One alternative to any data transfer program is to ensure that the data being transferred is not subject to existing data protection rules. Under HIPAA, this kind of action would involve “de-identification” of protected health information subject to the specific HIPAA requirements. Although the Privacy Shield does incorporate the idea of individually identifiable information (as does the new GDPR), it provides a less certain path to making information “de-identified.” Therefore, companies wishing to bypass Privacy Shield requirements due to de-identification will need to re-evaluate how to ensure appropriate de-identification consistent with the EU and Privacy Shield standards, which are different than the existing HIPAA framework.
The ability to certify under the Privacy Shield is dependent on the ability of the Federal Trade Commission (FTC) take enforcement action against an entity for violation of the Privacy Shield commitments. Therefore, for any health-care entity subject to the HIPAA rules as a covered entity or business associate, the FTC will become an independent enforcement agency in connection with the commitments made under the Privacy Shield (which may be similar to and overlap with HIPAA, but which are different). Although HIPAA-regulated entities should be aware of the FTC's view that it already can take action against HIPAA entities based on the FTC's own privacy and security principles (as they did in the longstanding and controversial LabMD Inc. case, the Privacy Shield will make the FTC's enforcement ability explicit, and will define the standards that underlie any enforcement activity.
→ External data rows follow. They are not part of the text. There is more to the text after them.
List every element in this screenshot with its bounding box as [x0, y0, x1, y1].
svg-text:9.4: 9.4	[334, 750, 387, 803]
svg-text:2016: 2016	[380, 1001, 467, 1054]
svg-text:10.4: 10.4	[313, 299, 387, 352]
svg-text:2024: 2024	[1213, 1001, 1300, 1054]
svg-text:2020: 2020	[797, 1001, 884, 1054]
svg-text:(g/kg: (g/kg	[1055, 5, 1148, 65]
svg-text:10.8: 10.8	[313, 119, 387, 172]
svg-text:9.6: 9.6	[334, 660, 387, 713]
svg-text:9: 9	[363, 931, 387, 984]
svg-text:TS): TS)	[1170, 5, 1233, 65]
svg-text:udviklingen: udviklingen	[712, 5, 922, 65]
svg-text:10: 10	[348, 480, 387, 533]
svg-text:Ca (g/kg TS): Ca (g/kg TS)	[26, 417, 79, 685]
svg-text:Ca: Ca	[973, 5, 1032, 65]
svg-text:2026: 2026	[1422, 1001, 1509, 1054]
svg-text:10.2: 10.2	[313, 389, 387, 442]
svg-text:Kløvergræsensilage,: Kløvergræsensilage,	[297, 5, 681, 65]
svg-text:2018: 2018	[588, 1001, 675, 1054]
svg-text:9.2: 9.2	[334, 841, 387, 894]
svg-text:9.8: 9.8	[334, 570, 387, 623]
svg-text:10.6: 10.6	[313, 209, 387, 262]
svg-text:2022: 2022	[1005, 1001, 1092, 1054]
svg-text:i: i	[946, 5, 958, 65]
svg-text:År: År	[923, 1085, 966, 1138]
The Department of Commerce also will have jurisdiction to engage in proactive audits and to evaluate complaints against participating companies.
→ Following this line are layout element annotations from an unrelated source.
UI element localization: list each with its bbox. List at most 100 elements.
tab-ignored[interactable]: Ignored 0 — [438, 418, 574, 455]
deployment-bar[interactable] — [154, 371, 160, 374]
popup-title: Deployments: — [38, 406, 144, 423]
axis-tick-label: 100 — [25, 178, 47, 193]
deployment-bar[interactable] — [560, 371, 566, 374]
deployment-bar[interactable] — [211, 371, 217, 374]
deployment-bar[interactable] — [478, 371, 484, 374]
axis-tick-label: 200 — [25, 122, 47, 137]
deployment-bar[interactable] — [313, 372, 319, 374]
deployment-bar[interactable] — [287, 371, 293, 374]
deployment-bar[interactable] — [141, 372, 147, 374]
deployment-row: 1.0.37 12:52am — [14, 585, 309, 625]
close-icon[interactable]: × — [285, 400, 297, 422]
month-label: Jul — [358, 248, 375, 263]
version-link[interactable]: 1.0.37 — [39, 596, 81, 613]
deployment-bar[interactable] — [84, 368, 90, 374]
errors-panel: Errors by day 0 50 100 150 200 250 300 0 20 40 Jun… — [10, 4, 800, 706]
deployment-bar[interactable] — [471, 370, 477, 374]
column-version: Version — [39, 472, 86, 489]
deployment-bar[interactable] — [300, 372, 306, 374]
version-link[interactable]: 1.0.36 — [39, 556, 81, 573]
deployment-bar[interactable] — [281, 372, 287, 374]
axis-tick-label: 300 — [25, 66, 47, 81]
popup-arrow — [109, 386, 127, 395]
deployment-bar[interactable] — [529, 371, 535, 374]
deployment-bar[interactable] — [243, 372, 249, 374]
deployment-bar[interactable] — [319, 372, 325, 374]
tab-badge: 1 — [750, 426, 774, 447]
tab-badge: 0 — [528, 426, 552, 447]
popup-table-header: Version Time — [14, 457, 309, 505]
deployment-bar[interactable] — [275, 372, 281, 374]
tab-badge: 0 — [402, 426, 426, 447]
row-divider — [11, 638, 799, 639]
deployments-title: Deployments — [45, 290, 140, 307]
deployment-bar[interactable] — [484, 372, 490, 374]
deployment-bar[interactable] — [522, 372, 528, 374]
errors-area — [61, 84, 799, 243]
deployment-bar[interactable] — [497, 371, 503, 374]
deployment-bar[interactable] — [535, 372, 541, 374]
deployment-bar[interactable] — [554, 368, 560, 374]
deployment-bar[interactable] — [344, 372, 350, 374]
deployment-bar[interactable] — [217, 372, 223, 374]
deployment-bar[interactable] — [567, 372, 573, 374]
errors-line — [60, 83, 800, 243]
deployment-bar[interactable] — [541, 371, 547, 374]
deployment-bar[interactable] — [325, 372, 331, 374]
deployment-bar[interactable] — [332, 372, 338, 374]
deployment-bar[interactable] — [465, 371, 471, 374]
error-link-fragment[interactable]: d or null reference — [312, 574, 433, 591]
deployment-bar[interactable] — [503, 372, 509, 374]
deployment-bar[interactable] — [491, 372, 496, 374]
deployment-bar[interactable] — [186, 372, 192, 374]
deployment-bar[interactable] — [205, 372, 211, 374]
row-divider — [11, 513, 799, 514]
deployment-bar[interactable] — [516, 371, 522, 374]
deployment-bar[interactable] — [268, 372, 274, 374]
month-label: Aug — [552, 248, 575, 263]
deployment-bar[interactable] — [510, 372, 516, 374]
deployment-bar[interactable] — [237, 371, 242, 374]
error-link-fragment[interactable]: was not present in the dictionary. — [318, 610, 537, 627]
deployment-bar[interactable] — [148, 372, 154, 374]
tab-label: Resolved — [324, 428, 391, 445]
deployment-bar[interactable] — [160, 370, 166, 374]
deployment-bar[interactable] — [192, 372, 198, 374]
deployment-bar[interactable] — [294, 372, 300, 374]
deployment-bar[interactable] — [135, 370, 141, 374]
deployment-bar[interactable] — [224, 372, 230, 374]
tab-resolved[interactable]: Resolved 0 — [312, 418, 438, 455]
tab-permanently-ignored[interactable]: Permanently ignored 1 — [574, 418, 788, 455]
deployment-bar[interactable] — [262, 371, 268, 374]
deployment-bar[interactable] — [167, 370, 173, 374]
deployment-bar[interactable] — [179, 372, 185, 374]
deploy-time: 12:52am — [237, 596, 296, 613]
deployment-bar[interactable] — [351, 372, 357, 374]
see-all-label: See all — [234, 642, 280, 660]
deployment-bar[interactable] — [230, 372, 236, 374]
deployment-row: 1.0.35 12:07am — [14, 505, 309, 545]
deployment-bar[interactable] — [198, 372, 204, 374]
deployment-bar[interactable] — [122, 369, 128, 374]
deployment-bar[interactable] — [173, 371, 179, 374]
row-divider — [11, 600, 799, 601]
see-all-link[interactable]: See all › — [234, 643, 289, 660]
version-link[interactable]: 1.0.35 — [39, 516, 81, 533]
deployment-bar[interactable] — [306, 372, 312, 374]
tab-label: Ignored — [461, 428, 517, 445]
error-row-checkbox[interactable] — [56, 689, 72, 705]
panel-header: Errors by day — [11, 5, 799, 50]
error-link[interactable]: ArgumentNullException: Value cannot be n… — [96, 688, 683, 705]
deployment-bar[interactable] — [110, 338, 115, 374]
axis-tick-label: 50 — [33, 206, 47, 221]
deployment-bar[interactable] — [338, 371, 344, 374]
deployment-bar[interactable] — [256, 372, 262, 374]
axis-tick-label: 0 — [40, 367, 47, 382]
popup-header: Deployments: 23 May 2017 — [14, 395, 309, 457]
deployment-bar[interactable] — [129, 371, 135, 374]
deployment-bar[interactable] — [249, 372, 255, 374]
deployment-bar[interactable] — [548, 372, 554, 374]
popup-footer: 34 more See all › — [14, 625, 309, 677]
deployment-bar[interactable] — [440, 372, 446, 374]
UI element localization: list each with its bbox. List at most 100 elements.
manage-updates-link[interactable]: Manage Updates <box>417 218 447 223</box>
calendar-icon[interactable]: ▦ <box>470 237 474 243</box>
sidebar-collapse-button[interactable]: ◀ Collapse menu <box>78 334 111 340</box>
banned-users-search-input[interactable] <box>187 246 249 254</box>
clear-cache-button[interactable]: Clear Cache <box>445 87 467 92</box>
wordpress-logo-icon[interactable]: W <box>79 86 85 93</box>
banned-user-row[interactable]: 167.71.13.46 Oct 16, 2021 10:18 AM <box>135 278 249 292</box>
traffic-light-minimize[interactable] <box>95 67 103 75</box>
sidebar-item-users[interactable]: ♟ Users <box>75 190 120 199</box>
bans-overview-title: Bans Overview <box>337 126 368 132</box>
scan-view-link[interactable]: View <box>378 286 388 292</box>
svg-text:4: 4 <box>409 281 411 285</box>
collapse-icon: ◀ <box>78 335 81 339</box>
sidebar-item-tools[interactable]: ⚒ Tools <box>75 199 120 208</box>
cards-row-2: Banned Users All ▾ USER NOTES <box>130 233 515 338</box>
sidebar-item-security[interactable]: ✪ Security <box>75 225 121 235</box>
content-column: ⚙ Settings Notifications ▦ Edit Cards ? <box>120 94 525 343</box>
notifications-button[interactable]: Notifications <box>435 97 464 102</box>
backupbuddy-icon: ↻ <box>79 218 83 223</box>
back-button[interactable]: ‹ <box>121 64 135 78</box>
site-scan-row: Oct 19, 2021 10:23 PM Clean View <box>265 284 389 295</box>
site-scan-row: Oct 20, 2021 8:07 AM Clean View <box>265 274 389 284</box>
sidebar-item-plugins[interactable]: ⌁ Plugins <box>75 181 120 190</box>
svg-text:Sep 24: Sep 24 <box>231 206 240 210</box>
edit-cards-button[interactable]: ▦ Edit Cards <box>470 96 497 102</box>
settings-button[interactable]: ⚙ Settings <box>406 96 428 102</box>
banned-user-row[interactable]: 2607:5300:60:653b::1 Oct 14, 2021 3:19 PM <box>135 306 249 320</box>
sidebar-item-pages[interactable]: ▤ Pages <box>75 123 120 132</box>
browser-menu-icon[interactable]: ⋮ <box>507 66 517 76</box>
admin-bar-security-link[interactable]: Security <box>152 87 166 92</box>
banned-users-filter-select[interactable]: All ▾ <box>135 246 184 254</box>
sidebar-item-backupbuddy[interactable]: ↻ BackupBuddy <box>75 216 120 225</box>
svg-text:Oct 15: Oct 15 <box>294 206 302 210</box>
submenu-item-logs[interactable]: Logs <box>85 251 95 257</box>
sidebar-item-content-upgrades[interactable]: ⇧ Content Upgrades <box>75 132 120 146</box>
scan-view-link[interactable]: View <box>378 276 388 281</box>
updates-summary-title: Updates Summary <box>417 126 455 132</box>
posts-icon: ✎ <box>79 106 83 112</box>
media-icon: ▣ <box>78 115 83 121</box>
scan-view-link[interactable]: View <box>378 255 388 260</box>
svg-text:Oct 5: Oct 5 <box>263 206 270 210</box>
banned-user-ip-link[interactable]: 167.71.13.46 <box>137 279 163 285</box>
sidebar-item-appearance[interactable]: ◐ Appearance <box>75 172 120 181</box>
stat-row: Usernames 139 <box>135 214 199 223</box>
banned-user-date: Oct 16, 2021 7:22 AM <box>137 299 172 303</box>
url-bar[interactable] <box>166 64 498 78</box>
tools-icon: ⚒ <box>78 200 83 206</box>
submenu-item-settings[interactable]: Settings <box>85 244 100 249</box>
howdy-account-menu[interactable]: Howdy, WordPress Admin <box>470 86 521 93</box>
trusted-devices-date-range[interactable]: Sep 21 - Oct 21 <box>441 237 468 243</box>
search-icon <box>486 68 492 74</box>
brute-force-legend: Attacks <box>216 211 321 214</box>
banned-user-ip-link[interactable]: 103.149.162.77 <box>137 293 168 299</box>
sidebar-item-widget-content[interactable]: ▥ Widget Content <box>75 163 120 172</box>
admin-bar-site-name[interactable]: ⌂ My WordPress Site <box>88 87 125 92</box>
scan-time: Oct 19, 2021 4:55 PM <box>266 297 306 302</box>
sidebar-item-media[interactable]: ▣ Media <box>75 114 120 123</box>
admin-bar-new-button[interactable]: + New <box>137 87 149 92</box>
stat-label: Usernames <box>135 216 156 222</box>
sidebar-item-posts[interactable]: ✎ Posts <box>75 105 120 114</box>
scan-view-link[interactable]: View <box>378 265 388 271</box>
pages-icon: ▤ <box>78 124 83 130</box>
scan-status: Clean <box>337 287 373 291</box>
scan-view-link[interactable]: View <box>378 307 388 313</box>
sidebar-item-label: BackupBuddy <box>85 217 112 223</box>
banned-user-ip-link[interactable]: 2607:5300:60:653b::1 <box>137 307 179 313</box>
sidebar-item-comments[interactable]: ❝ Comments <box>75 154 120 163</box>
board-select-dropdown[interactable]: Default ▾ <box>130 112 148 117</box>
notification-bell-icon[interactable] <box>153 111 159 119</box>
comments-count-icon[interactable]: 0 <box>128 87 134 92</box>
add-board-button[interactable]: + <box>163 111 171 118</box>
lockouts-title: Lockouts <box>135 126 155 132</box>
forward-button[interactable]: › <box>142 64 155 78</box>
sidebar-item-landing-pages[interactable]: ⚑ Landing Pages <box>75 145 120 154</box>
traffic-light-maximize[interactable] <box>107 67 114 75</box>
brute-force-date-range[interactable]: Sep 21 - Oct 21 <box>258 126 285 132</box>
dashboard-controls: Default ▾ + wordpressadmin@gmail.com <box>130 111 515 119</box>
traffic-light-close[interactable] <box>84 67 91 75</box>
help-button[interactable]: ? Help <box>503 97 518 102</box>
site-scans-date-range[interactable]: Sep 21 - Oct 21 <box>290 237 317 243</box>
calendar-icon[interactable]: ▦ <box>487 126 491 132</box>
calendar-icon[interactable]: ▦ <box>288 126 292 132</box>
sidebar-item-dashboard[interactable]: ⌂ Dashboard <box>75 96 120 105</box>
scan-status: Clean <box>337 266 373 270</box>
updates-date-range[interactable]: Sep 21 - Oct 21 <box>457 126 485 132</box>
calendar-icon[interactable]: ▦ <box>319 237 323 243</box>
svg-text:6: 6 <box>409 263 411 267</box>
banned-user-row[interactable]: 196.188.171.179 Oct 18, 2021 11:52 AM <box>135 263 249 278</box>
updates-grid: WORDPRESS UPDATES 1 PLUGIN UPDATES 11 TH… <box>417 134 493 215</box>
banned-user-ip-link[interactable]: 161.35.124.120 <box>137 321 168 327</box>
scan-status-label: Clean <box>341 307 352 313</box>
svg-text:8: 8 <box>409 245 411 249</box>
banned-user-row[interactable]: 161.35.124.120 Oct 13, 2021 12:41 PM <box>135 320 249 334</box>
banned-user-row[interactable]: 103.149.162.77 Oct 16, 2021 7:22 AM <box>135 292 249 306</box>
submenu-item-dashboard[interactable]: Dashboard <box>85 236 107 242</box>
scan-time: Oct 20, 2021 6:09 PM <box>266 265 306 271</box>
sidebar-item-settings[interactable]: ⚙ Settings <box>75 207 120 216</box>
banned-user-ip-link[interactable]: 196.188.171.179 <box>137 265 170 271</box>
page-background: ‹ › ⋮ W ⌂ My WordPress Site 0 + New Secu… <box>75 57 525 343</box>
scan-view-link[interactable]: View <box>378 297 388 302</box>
Overall, the Privacy Shield program will have a substantial impact on how many U.S. companies will be able to receive data from Europe, and on how this data can be subsequently transferred to other recipients and for other purposes. Some companies in the health-care industry (e.g., drug manufacturers, pharmacies, larger health-care providers, for example) may find the Privacy Shield to be a useful and viable option; others will be unable to participate or will find the compliance challenges too broad and complicated. In this event, there may be other options, and companies will need to consider these alternatives based on their own situation. In any event, the Privacy Shield will provide a new path to ensure data transfer from Europe for many companies, but also will create new compliance challenges and new avenues for complicated analysis of how best to ensure the appropriate use and disclosure of health-care information.